America’s poor? I know. I know. They’re unwashed. They smell. They don’t work nearly hard enough ... if at all. Some of them — gasp! — are even darker-skinned. And, of course, they don’t go to the right clubs. (Aside: speaking of clubs: Did you see that Trump doubled his Mar-a-Lago membership initiation fee to $200,000 since his election? Say what?)

But poor, impoverished children, the Pubs surely have their backs, right? I mean none of us ask to be born to poor parents. None of us choose our lineage. And the children of the impoverished are no different.

What do our noble Pubs have in mind for impoverished children? More porridge, Sir? Hardly. Let’s cut the Free and Reduced Lunch Program because — I kid you not — impoverished mothers themselves should be feeding their children breakfast and preparing them nutritious lunches. So says conservative Teresa Mull, research fellow at The Heartland Institute, “Feeding a child is the fundamental duty of a parent.” Golly-Gee Gomer, if only, if only I had thought of that myself. Wow! Poverty be damned. Feed “that” hungry child yourself, Mama.

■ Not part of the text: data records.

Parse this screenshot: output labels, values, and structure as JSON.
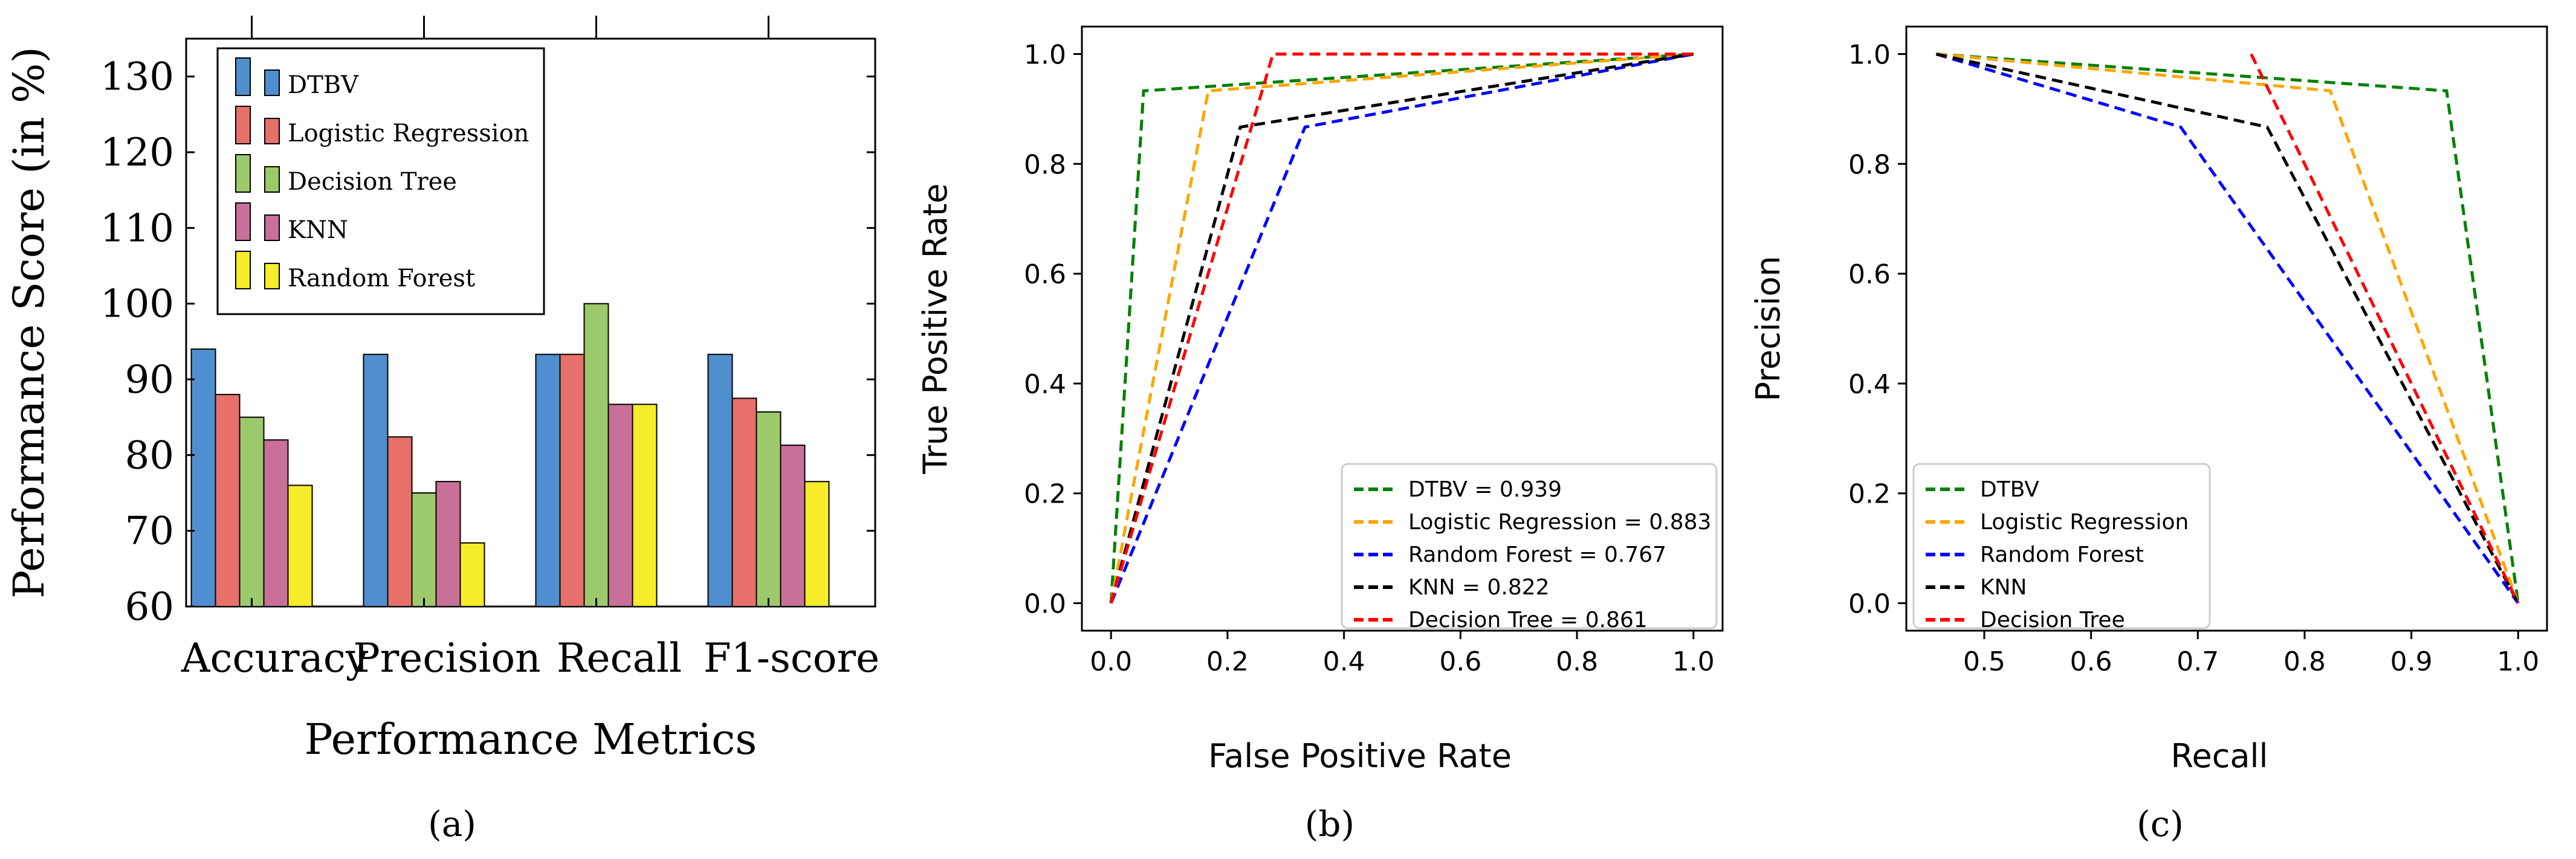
{
  "colors": {
    "DTBV": "#4f8fcf",
    "Logistic Regression": "#e8706a",
    "Decision Tree": "#9cc96b",
    "KNN": "#c87098",
    "Random Forest": "#f6ec2a",
    "roc_green": "#008000",
    "roc_orange": "#ffa500",
    "roc_blue": "#0000ff",
    "roc_black": "#000000",
    "roc_red": "#ff0000"
  },
  "chart_data": [
    {
      "id": "a",
      "type": "bar",
      "caption": "(a)",
      "xlabel": "Performance Metrics",
      "ylabel": "Performance Score (in %)",
      "ylim": [
        60,
        135
      ],
      "yticks": [
        60,
        70,
        80,
        90,
        100,
        110,
        120,
        130
      ],
      "categories": [
        "Accuracy",
        "Precision",
        "Recall",
        "F1-score"
      ],
      "series": [
        {
          "name": "DTBV",
          "values": [
            94,
            93.3,
            93.3,
            93.3
          ]
        },
        {
          "name": "Logistic Regression",
          "values": [
            88,
            82.4,
            93.3,
            87.5
          ]
        },
        {
          "name": "Decision Tree",
          "values": [
            85,
            75,
            100,
            85.7
          ]
        },
        {
          "name": "KNN",
          "values": [
            82,
            76.5,
            86.7,
            81.3
          ]
        },
        {
          "name": "Random Forest",
          "values": [
            76,
            68.4,
            86.7,
            76.5
          ]
        }
      ],
      "legend_position": "top-left"
    },
    {
      "id": "b",
      "type": "line",
      "caption": "(b)",
      "xlabel": "False Positive Rate",
      "ylabel": "True Positive Rate",
      "xlim": [
        -0.05,
        1.05
      ],
      "ylim": [
        -0.05,
        1.05
      ],
      "xticks": [
        "0.0",
        "0.2",
        "0.4",
        "0.6",
        "0.8",
        "1.0"
      ],
      "yticks": [
        "0.0",
        "0.2",
        "0.4",
        "0.6",
        "0.8",
        "1.0"
      ],
      "series": [
        {
          "name": "DTBV = 0.939",
          "color": "roc_green",
          "x": [
            0,
            0.056,
            1
          ],
          "y": [
            0,
            0.933,
            1
          ]
        },
        {
          "name": "Logistic Regression = 0.883",
          "color": "roc_orange",
          "x": [
            0,
            0.167,
            1
          ],
          "y": [
            0,
            0.933,
            1
          ]
        },
        {
          "name": "Random Forest = 0.767",
          "color": "roc_blue",
          "x": [
            0,
            0.333,
            1
          ],
          "y": [
            0,
            0.867,
            1
          ]
        },
        {
          "name": "KNN = 0.822",
          "color": "roc_black",
          "x": [
            0,
            0.222,
            1
          ],
          "y": [
            0,
            0.867,
            1
          ]
        },
        {
          "name": "Decision Tree = 0.861",
          "color": "roc_red",
          "x": [
            0,
            0.278,
            1
          ],
          "y": [
            0,
            1.0,
            1
          ]
        }
      ],
      "legend_position": "lower-right"
    },
    {
      "id": "c",
      "type": "line",
      "caption": "(c)",
      "xlabel": "Recall",
      "ylabel": "Precision",
      "xlim": [
        0.427,
        1.027
      ],
      "ylim": [
        -0.05,
        1.05
      ],
      "xticks": [
        "0.5",
        "0.6",
        "0.7",
        "0.8",
        "0.9",
        "1.0"
      ],
      "yticks": [
        "0.0",
        "0.2",
        "0.4",
        "0.6",
        "0.8",
        "1.0"
      ],
      "series": [
        {
          "name": "DTBV",
          "color": "roc_green",
          "x": [
            0.455,
            0.933,
            1.0
          ],
          "y": [
            1.0,
            0.933,
            0
          ]
        },
        {
          "name": "Logistic Regression",
          "color": "roc_orange",
          "x": [
            0.455,
            0.824,
            1.0
          ],
          "y": [
            1.0,
            0.933,
            0
          ]
        },
        {
          "name": "Random Forest",
          "color": "roc_blue",
          "x": [
            0.455,
            0.684,
            1.0
          ],
          "y": [
            1.0,
            0.867,
            0
          ]
        },
        {
          "name": "KNN",
          "color": "roc_black",
          "x": [
            0.455,
            0.765,
            1.0
          ],
          "y": [
            1.0,
            0.867,
            0
          ]
        },
        {
          "name": "Decision Tree",
          "color": "roc_red",
          "x": [
            0.75,
            1.0
          ],
          "y": [
            1.0,
            0
          ]
        }
      ],
      "legend_position": "lower-left"
    }
  ]
}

Republicans want to cut art funding and support of public radio and television. Did you realize that the federal government (that’s us) spends more on military bands than we do supporting our American arts? The Pentagon fields 130 military bands worldwide at a cost of $437 million last year (2015) — nearly three times the budget of the National Endowment for the Arts. Say what, Jepson? America spends three times the money on marching music than on cultural arts?

Clean air? Clean water? Not at the expense of corporate profits. Not with Scott — in the pocket of big energy — Pruitt in charge of the EPA.

Hmmmm? Trump. Military bands. Goose stepping, saluting Congressional Republicans. A swamp cabinet. What possibly could go wrong?